Хозяином считается, как и тогда, старик Григорий Петрович, на самом же деле все перешло в руки Аксиньи; она и продает, и покупает, и без ее согласия ничего нельзя сделать. Кирпичный завод работает хорошо; оттого, что требуют кирпич на железную дорогу, цена его дошла до двадцати четырех рублей за тысячу; бабы и девки возят на станцию кирпич и нагружают вагоны и получают за это по четвертаку в день.

Аксинья вошла в долю с Хрымиными, и их фабрика теперь называется так: «Хрымины Младшие и К°». Открыли около станции трактир, и уже играют на дорогой гармонике не на фабрике, а в этом трактире, и сюда часто ходит начальник почтового отделения, который тоже завел какую-то торговлю, и начальник станции тоже. Глухому Степану Хрымины Младшие подарили золотые часы, и он то и дело вынимает их из кармана и подносит к уху.
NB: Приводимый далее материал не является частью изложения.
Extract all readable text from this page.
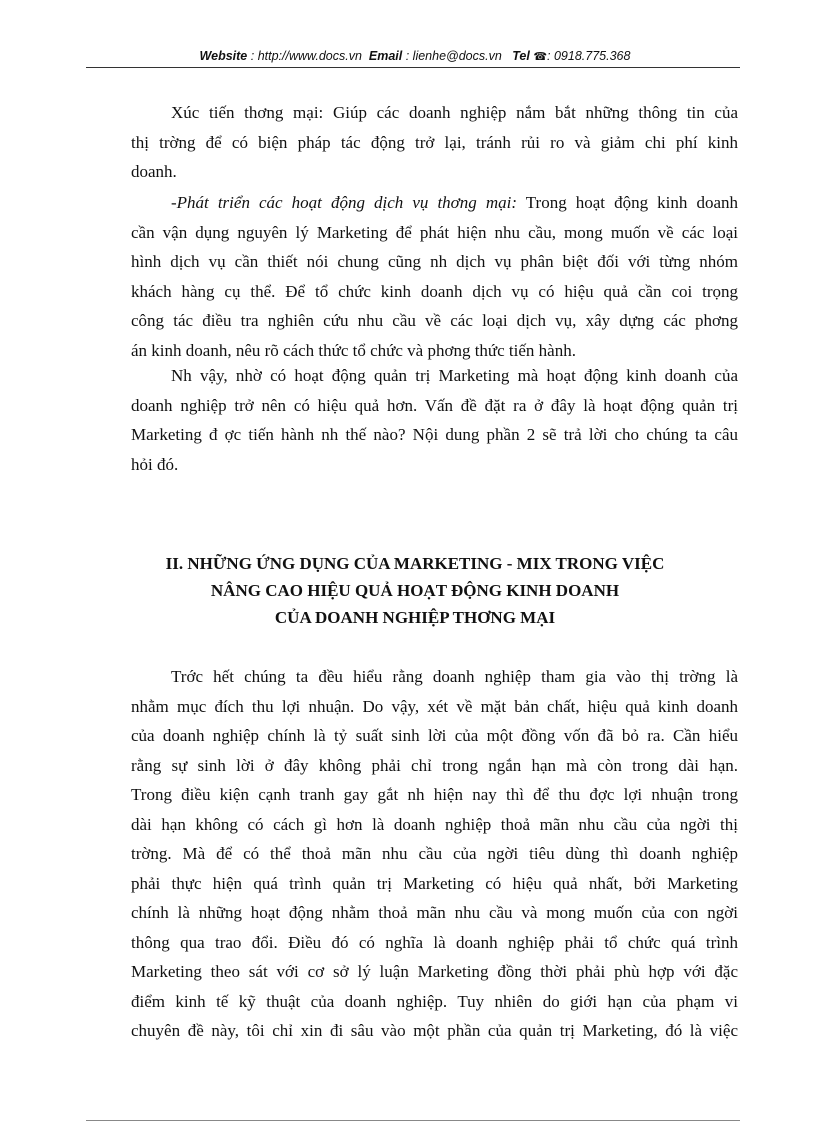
Website : http://www.docs.vn Email : lienhe@docs.vn Tel ☎: 0918.775.368
Xúc tiến thơng mại: Giúp các doanh nghiệp nắm bắt những thông tin của
thị trờng để có biện pháp tác động trở lại, tránh rủi ro và giảm chi phí kinh
doanh.
-Phát triển các hoạt động dịch vụ thơng mại: Trong hoạt động kinh doanh
cần vận dụng nguyên lý Marketing để phát hiện nhu cầu, mong muốn về các loại
hình dịch vụ cần thiết nói chung cũng nh dịch vụ phân biệt đối với từng nhóm
khách hàng cụ thể. Để tổ chức kinh doanh dịch vụ có hiệu quả cần coi trọng
công tác điều tra nghiên cứu nhu cầu về các loại dịch vụ, xây dựng các phơng
án kinh doanh, nêu rõ cách thức tổ chức và phơng thức tiến hành.
Nh vậy, nhờ có hoạt động quản trị Marketing mà hoạt động kinh doanh của
doanh nghiệp trở nên có hiệu quả hơn. Vấn đề đặt ra ở đây là hoạt động quản trị
Marketing đ ợc tiến hành nh thế nào? Nội dung phần 2 sẽ trả lời cho chúng ta câu
hỏi đó.
II. NHỮNG ỨNG DỤNG CỦA MARKETING - MIX TRONG VIỆC
NÂNG CAO HIỆU QUẢ HOẠT ĐỘNG KINH DOANH
CỦA DOANH NGHIỆP THƠNG MẠI
Trớc hết chúng ta đều hiểu rằng doanh nghiệp tham gia vào thị trờng là
nhằm mục đích thu lợi nhuận. Do vậy, xét về mặt bản chất, hiệu quả kinh doanh
của doanh nghiệp chính là tỷ suất sinh lời của một đồng vốn đã bỏ ra. Cần hiểu
rằng sự sinh lời ở đây không phải chỉ trong ngắn hạn mà còn trong dài hạn.
Trong điều kiện cạnh tranh gay gắt nh hiện nay thì để thu đợc lợi nhuận trong
dài hạn không có cách gì hơn là doanh nghiệp thoả mãn nhu cầu của ngời thị
trờng. Mà để có thể thoả mãn nhu cầu của ngời tiêu dùng thì doanh nghiệp
phải thực hiện quá trình quản trị Marketing có hiệu quả nhất, bởi Marketing
chính là những hoạt động nhằm thoả mãn nhu cầu và mong muốn của con ngời
thông qua trao đổi. Điều đó có nghĩa là doanh nghiệp phải tổ chức quá trình
Marketing theo sát với cơ sở lý luận Marketing đồng thời phải phù hợp với đặc
điểm kinh tế kỹ thuật của doanh nghiệp. Tuy nhiên do giới hạn của phạm vi
chuyên đề này, tôi chỉ xin đi sâu vào một phần của quản trị Marketing, đó là việc
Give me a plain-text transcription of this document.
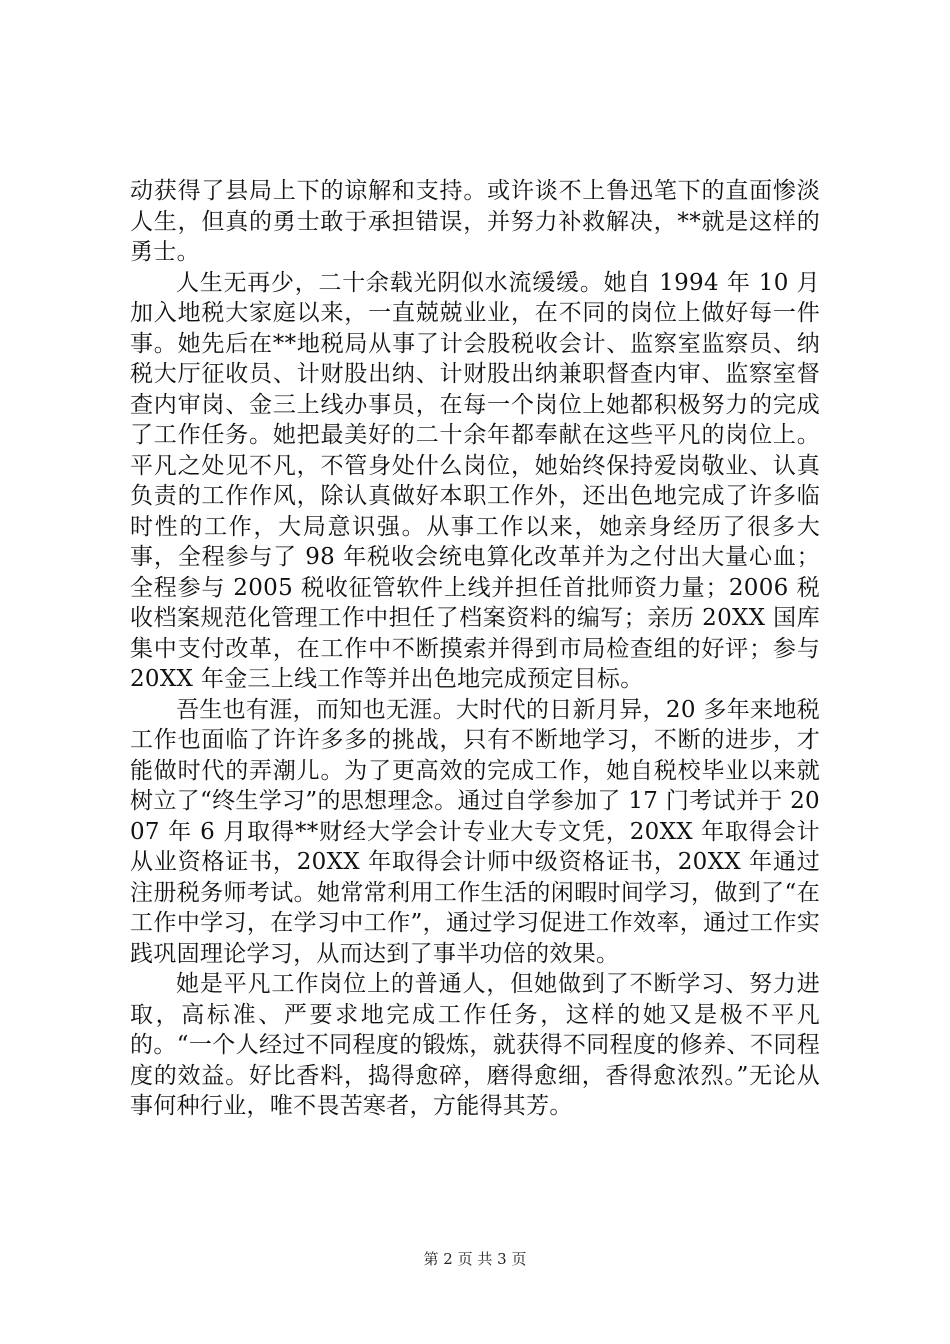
动获得了县局上下的谅解和支持。或许谈不上鲁迅笔下的直面惨淡人生，但真的勇士敢于承担错误，并努力补救解决，**就是这样的勇士。

人生无再少，二十余载光阴似水流缓缓。她自 1994 年 10 月加入地税大家庭以来，一直兢兢业业，在不同的岗位上做好每一件事。她先后在**地税局从事了计会股税收会计、监察室监察员、纳税大厅征收员、计财股出纳、计财股出纳兼职督查内审、监察室督查内审岗、金三上线办事员，在每一个岗位上她都积极努力的完成了工作任务。她把最美好的二十余年都奉献在这些平凡的岗位上。平凡之处见不凡，不管身处什么岗位，她始终保持爱岗敬业、认真负责的工作作风，除认真做好本职工作外，还出色地完成了许多临时性的工作，大局意识强。从事工作以来，她亲身经历了很多大事，全程参与了 98 年税收会统电算化改革并为之付出大量心血；全程参与 2005 税收征管软件上线并担任首批师资力量；2006 税收档案规范化管理工作中担任了档案资料的编写；亲历 20XX 国库集中支付改革，在工作中不断摸索并得到市局检查组的好评；参与 20XX 年金三上线工作等并出色地完成预定目标。

吾生也有涯，而知也无涯。大时代的日新月异，20 多年来地税工作也面临了许许多多的挑战，只有不断地学习，不断的进步，才能做时代的弄潮儿。为了更高效的完成工作，她自税校毕业以来就树立了“终生学习”的思想理念。通过自学参加了 17 门考试并于 2007 年 6 月取得**财经大学会计专业大专文凭，20XX 年取得会计从业资格证书，20XX 年取得会计师中级资格证书，20XX 年通过注册税务师考试。她常常利用工作生活的闲暇时间学习，做到了“在工作中学习，在学习中工作”，通过学习促进工作效率，通过工作实践巩固理论学习，从而达到了事半功倍的效果。

她是平凡工作岗位上的普通人，但她做到了不断学习、努力进取，高标准、严要求地完成工作任务，这样的她又是极不平凡的。“一个人经过不同程度的锻炼，就获得不同程度的修养、不同程度的效益。好比香料，捣得愈碎，磨得愈细，香得愈浓烈。”无论从事何种行业，唯不畏苦寒者，方能得其芳。

第 2 页 共 3 页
В селе говорят про Аксинью, что она забрала большую силу; и правда, когда она утром едет к себе на завод, с наивной улыбкой, красивая, счастливая, и когда потом распоряжается на заводе, то чувствуется в ней большая сила. Ее все боятся и дома, и в селе, и на заводе. Когда она приходит на почту, то начальник почтового отделения вскакивает и говорит ей:

- Покорнейше прошу садиться, Ксения Абрамовна!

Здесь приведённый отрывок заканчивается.